Cast: Anjali Sivaraman, Shantipriya, Saranya Ravichandran, Hridhu Haroon, TeeJay Arunasalam, Sashank Bommireddipalli, MJ Shriram

Director: Varsha Bharath

Rating: 3.7/5

Bad Girl follows Ramya (Anjali Sivaraman) from school to her thirties across three relationships and a long tug-of-war with her mother Sundari (Shantipriya). A school crush with Nalan (Hridhu Haroon) snowballs into a principal’s office spectacle. In college, a romance with Arjun (Sashank Bommireddipalli) burns bright and ends in a public confrontation. Later, a steady partnership with Irfan (TeeJay Arunasalam) frays over chores, timing, and unmet needs. Her friend Selvi (Saranya Ravichandran) stays a quiet constant. The film is less about twists and more about how choices, peer pressure, and small kindnesses shape Ramya.

What works is the clean, specific observation. Early 2000s textures feel right: online testimonials, dial-up tones, SS Music on TV, hostel gossip, even the group trips to the bathroom. The school stretch builds from whispers to chaos without shouting. The college segment embraces mess and consequence. The adult chapter slows down, letting small domestic moments do the talking. The film avoids easy villains. The men are flawed, not cruel. The family is rigid, not heartless. That restraint keeps the conflicts believable.

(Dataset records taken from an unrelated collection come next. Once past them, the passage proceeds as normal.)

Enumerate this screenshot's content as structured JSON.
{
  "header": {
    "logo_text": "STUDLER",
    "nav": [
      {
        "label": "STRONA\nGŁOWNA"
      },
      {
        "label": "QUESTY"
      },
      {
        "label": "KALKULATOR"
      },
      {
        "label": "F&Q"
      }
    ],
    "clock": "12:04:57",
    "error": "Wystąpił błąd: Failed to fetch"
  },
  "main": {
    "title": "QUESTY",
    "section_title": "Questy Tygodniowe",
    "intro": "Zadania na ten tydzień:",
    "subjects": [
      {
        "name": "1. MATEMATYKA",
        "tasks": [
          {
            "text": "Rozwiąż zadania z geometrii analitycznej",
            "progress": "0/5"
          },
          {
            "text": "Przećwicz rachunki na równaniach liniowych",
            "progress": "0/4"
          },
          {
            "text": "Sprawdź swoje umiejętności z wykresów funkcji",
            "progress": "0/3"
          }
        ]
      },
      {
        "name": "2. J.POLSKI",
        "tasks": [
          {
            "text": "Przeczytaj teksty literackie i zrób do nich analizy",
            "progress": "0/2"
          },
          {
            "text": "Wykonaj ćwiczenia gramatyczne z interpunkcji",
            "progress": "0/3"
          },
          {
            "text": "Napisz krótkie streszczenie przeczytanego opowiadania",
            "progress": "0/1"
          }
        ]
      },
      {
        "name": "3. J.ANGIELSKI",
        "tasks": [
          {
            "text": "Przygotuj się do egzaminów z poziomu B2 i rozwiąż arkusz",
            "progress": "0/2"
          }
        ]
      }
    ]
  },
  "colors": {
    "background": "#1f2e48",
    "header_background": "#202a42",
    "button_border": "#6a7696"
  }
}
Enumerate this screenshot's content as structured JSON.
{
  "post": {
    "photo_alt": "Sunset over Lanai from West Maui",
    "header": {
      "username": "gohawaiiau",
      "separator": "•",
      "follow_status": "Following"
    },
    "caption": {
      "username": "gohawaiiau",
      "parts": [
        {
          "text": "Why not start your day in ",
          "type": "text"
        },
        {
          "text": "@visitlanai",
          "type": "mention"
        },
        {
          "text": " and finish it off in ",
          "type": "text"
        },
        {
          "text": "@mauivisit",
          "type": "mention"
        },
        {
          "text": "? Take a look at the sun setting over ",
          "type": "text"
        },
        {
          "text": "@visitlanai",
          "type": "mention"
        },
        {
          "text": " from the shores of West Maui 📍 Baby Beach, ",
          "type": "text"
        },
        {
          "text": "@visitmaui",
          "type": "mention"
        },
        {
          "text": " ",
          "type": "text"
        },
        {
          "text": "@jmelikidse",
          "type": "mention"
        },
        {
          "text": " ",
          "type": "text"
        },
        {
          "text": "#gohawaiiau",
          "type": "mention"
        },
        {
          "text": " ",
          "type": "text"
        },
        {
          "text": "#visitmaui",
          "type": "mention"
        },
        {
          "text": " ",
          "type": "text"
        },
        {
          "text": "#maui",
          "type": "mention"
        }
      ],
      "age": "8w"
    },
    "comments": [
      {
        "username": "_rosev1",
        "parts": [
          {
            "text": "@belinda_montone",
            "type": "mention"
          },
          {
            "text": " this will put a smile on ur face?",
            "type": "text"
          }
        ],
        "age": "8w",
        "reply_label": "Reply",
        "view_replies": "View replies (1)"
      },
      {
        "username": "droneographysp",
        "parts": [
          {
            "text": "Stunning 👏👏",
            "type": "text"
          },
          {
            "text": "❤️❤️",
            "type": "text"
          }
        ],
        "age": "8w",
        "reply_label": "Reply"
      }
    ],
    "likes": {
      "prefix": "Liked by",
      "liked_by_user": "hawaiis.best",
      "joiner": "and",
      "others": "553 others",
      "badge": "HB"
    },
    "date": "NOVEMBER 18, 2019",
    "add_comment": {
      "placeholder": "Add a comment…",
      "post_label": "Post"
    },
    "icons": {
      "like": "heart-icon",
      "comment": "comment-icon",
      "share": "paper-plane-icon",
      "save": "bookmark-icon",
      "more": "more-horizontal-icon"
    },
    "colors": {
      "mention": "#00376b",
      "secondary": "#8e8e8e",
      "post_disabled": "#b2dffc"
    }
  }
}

Anjali Sivaraman is excellent, tracking Ramya’s restlessness, neediness, and later clarity without big speeches. Shantipriya turns Sundari into a person, not a symbol, so every clash lands with history attached. The three partners sketch distinct shades of charm and fragility without being reduced to types. Saranya Ravichandran adds warmth and gentle pushback that nudges Ramya forward.

Varsha Bharath’s control of tone is steady. Radha Sridhar’s editing gives the teen years a scrapbook rhythm, then lets later scenes breathe. Cinematographers Preetha Jayaraman, Jagadeesh Ravi, and Prince Anderson shift from dreamy early frames to cleaner, flatter images as reality sets in. Amit Trivedi’s songs and score work as emotional markers, with a catchy motif that bridges chapters. A song in the second half slows the flow, and the boyfriends feel schematic at first before the writing deepens them. A late voiceover spells out what the scene already suggests. Still, the film keeps finding honest beats, especially in the mother-daughter track and Ramya’s quiet self-forgiveness.